Vox populi, vox dissimulo*

Remember when Antonin "Fat Tony" Scalia was pissing and moaning about the "homosexual agenda" and how they were using the courts to override the will of the people? Remember he wrote "persuading one's fellow citizens is one thing, and imposing one's views in absence of democratic majority will is something else" and that the "premise" of democracy is such that "judgments are to be made by the people, and not imposed by a governing caste that knows best"? It would seem, then, that conservatives sure do value the voice of the people, no?


I give you further evidence that conservatives care more about their own special interest groups than they do the voice of the people:

Missouri lawmakers this afternoon voted to override Gov. Bob Holden's veto of a bill allowing Missourians to carry concealed guns.

The Senate's 23-10 vote to override the veto met the bare minimum required for a two-thirds majority.

The House voted 115-43 Wednesday to override Holden's veto. The Senate's concurrence today means the measure will become law in 30 days without the need for Holden's signature...

The fight to legalize concealed weapons has been long and bitter in Missouri. Lawmakers had been rebuffed for years by former Democratic Gov. Mel Carnahan when they finally agreed to put the issue to a statewide vote in April 1999. The ballot measure -- the first ever in the nation on the issue -- was rejected by 52 percent of the vote, with strong urban opposition overcoming rural support.

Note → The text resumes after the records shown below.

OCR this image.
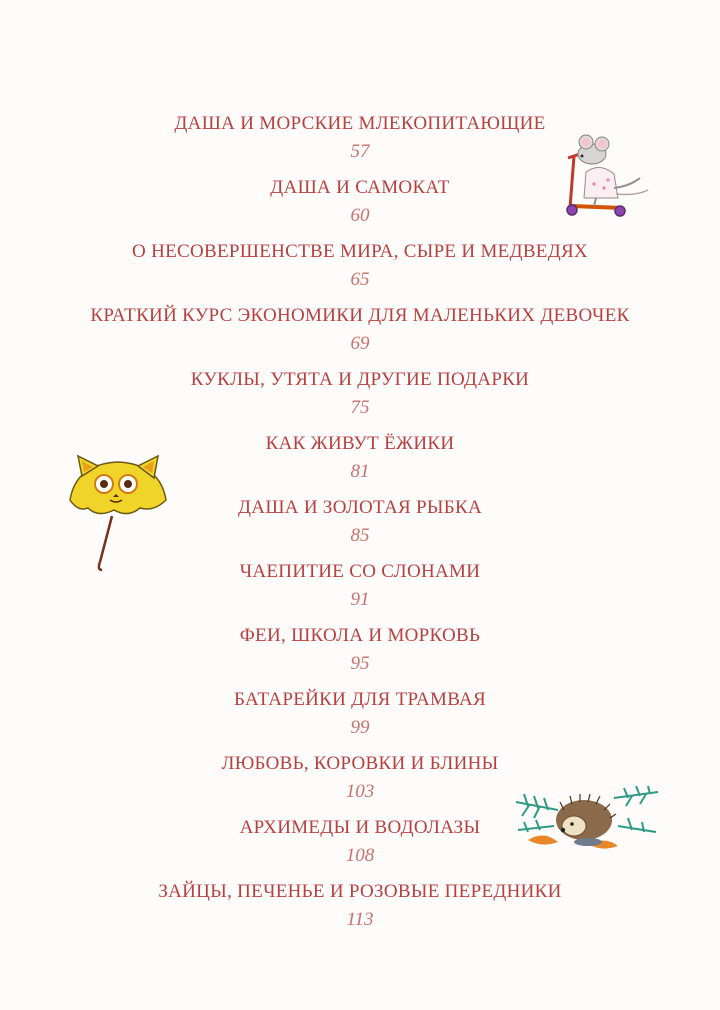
ДАША И МОРСКИЕ МЛЕКОПИТАЮЩИЕ
57
ДАША И САМОКАТ
60
О НЕСОВЕРШЕНСТВЕ МИРА, СЫРЕ И МЕДВЕДЯХ
65
КРАТКИЙ КУРС ЭКОНОМИКИ ДЛЯ МАЛЕНЬКИХ ДЕВОЧЕК
69
КУКЛЫ, УТЯТА И ДРУГИЕ ПОДАРКИ
75
КАК ЖИВУТ ЁЖИКИ
81
ДАША И ЗОЛОТАЯ РЫБКА
85
ЧАЕПИТИЕ СО СЛОНАМИ
91
ФЕИ, ШКОЛА И МОРКОВЬ
95
БАТАРЕЙКИ ДЛЯ ТРАМВАЯ
99
ЛЮБОВЬ, КОРОВКИ И БЛИНЫ
103
АРХИМЕДЫ И ВОДОЛАЗЫ
108
ЗАЙЦЫ, ПЕЧЕНЬЕ И РОЗОВЫЕ ПЕРЕДНИКИ
113
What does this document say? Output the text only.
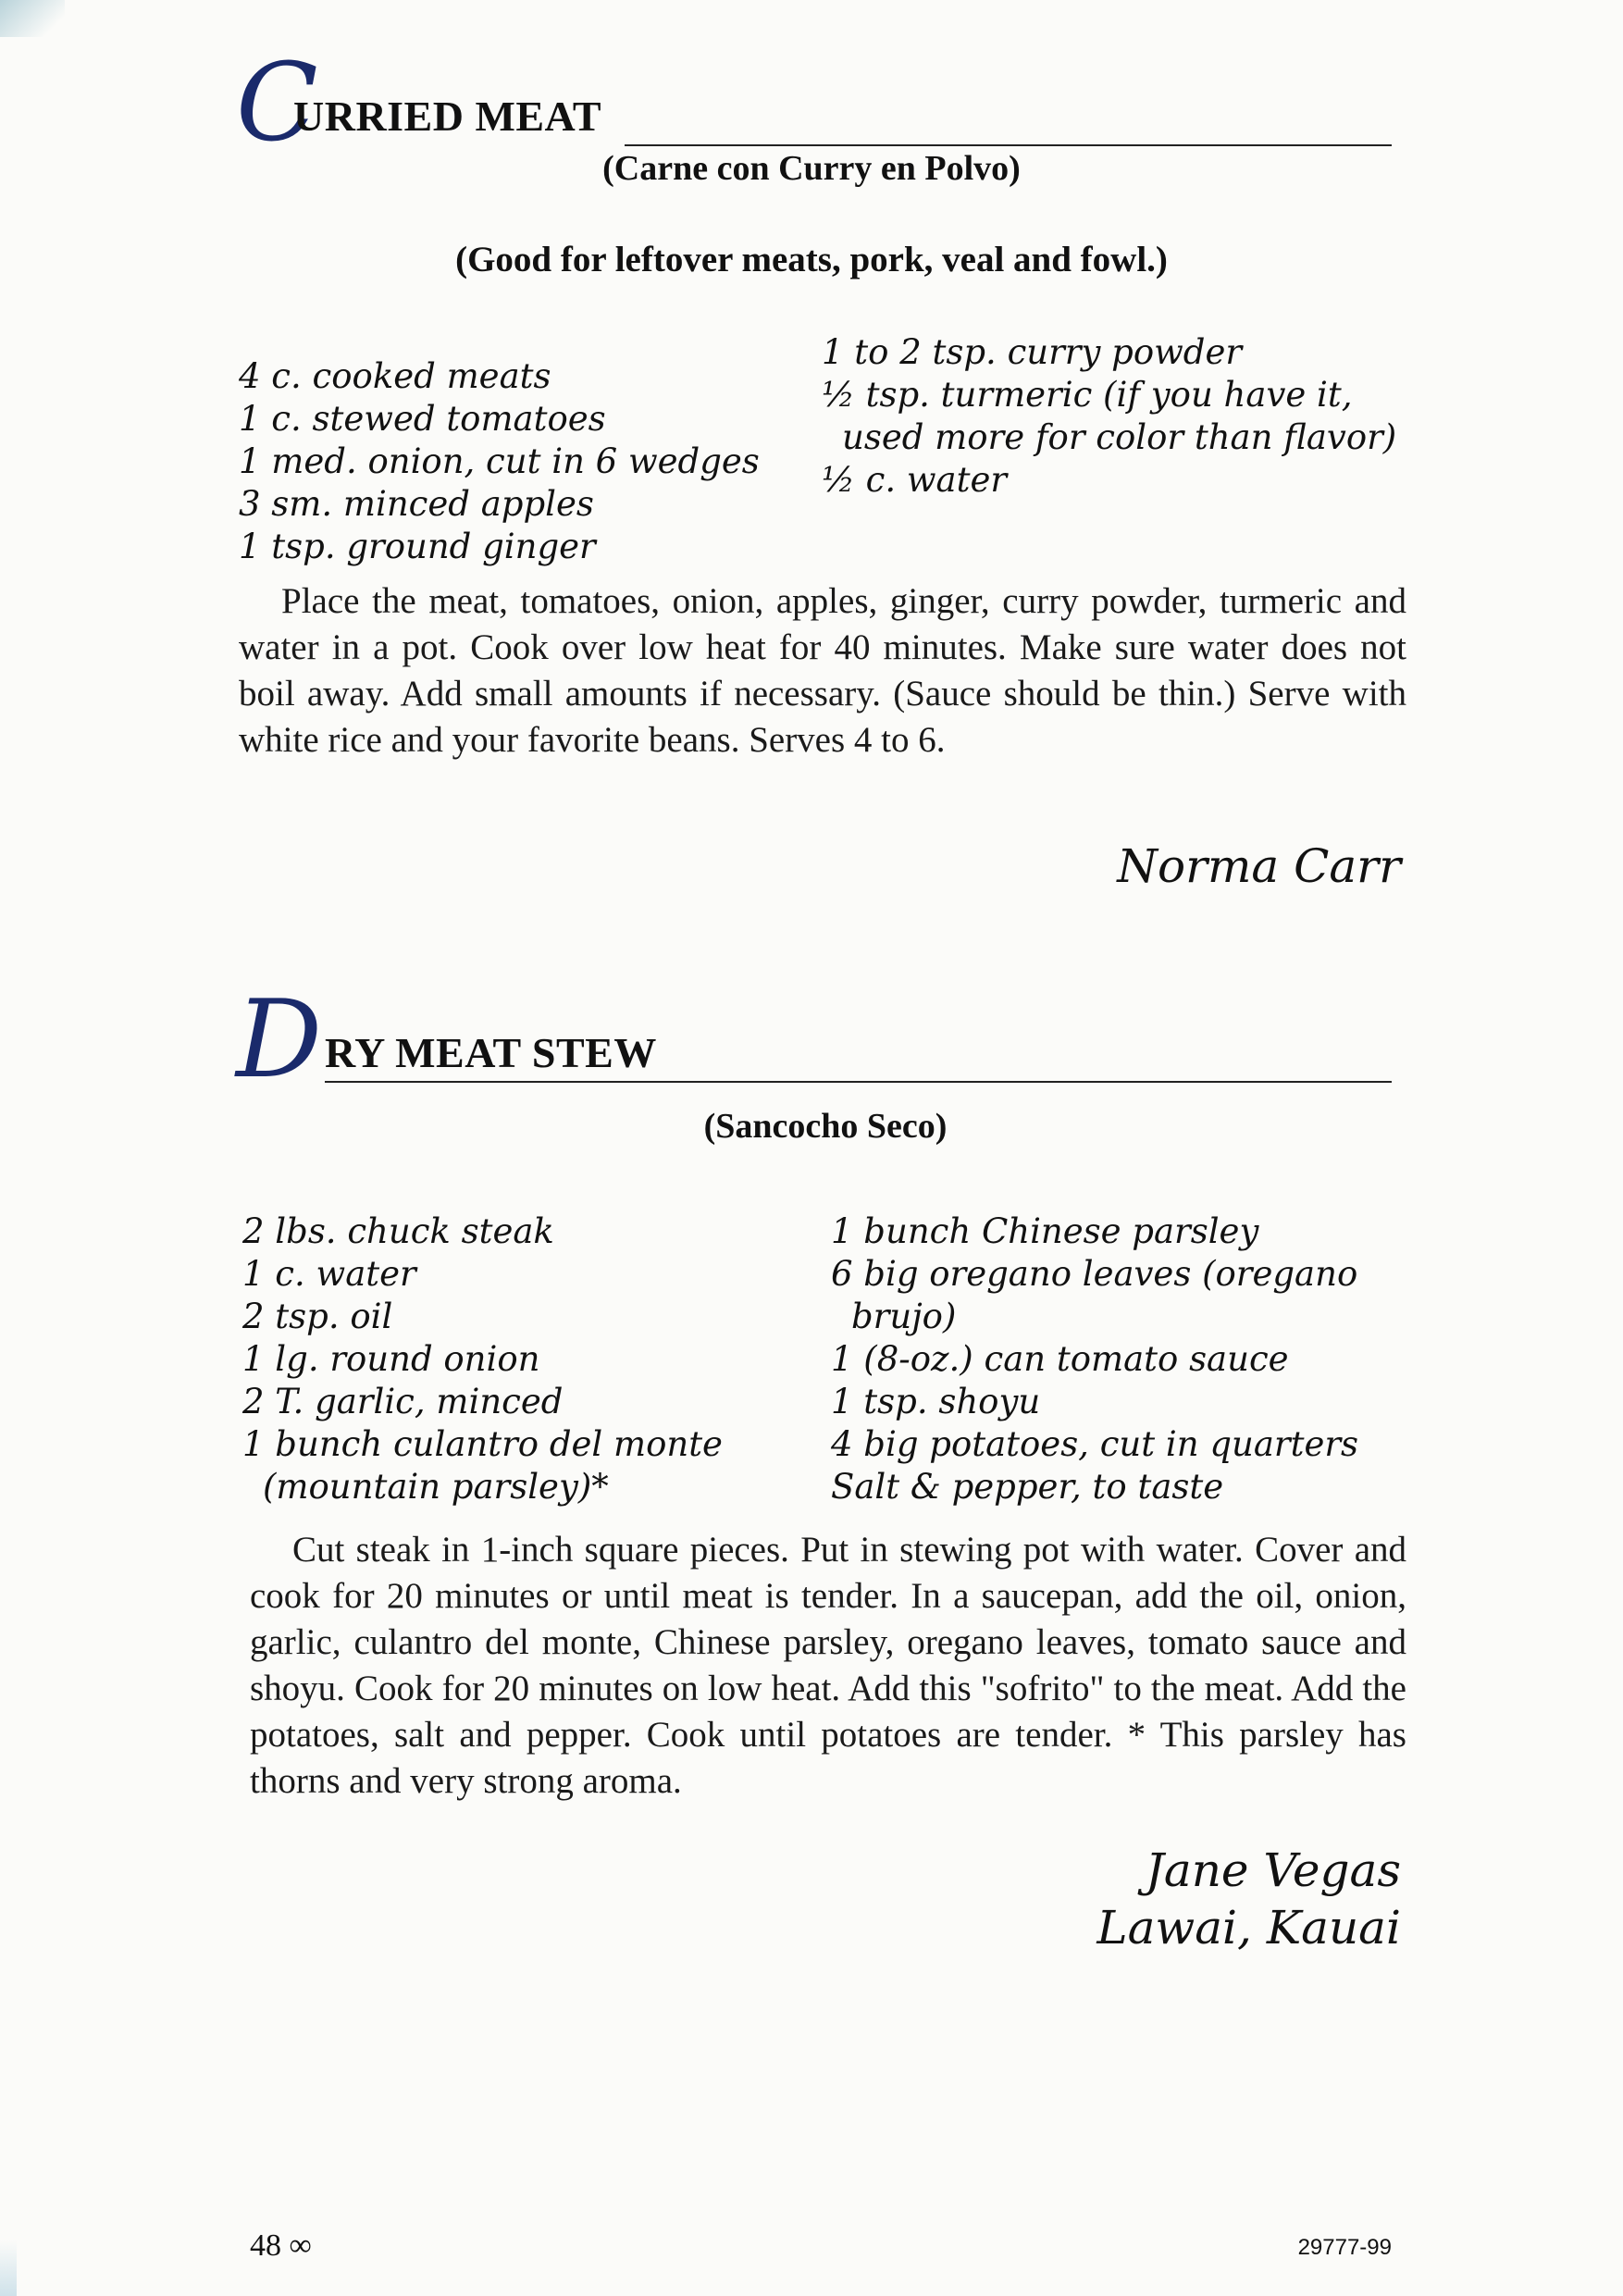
C
URRIED MEAT
(Carne con Curry en Polvo)
(Good for leftover meats, pork, veal and fowl.)
4 c. cooked meats
1 c. stewed tomatoes
1 med. onion, cut in 6 wedges
3 sm. minced apples
1 tsp. ground ginger
1 to 2 tsp. curry powder
½ tsp. turmeric (if you have it,
used more for color than flavor)
½ c. water

Place the meat, tomatoes, onion, apples, ginger, curry powder, turmeric and water in a pot. Cook over low heat for 40 minutes. Make sure water does not boil away. Add small amounts if necessary. (Sauce should be thin.) Serve with white rice and your favorite beans. Serves 4 to 6.

Norma Carr
D RY MEAT STEW
(Sancocho Seco)
2 lbs. chuck steak
1 c. water
2 tsp. oil
1 lg. round onion
2 T. garlic, minced
1 bunch culantro del monte
(mountain parsley)*
1 bunch Chinese parsley
6 big oregano leaves (oregano
brujo)
1 (8-oz.) can tomato sauce
1 tsp. shoyu
4 big potatoes, cut in quarters
Salt & pepper, to taste

Cut steak in 1-inch square pieces. Put in stewing pot with water. Cover and cook for 20 minutes or until meat is tender. In a saucepan, add the oil, onion, garlic, culantro del monte, Chinese parsley, oregano leaves, tomato sauce and shoyu. Cook for 20 minutes on low heat. Add this "sofrito" to the meat. Add the potatoes, salt and pepper. Cook until potatoes are tender. * This parsley has thorns and very strong aroma.

Jane Vegas
Lawai, Kauai
48 ∞	29777-99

You see? The people of Missouri had a chance to enact this law on their own and rejected it. Rather than putting it back up for another referendum, though -- and showing that they had persuaded their fellow citizens -- Missouri's conservative "governing caste" just ignored what the people wanted and licked the NRA's boots. Ridiculous.

It should be pointed out that Lawrence v. Texas was a matter of individuals having the majority opinion foisted upon them in their own homes and, as Sandy O said in her concurrence with the majority, the court has "never held that moral disapproval, without any other asserted state interest, is a sufficient rationale under the Equal Protection Clause to justify a law that discriminates among groups of persons." In other words, the state can't stick its nose into other people's business without cause.

In the case of Missouri legislators overriding their citizens' proven lack of interest in concealed weapons, they have chosen to deny the right of people to choose not have concealed weapons in public, a clear state interest no matter whether you think it's right or wrong.

Do conservatives have any shame at all?

Update: Tom Spencer has more.

*The voice of the people is the voice ignored. (Cicero: Vox populi, vox dei - The voice of the people is the voice of God.)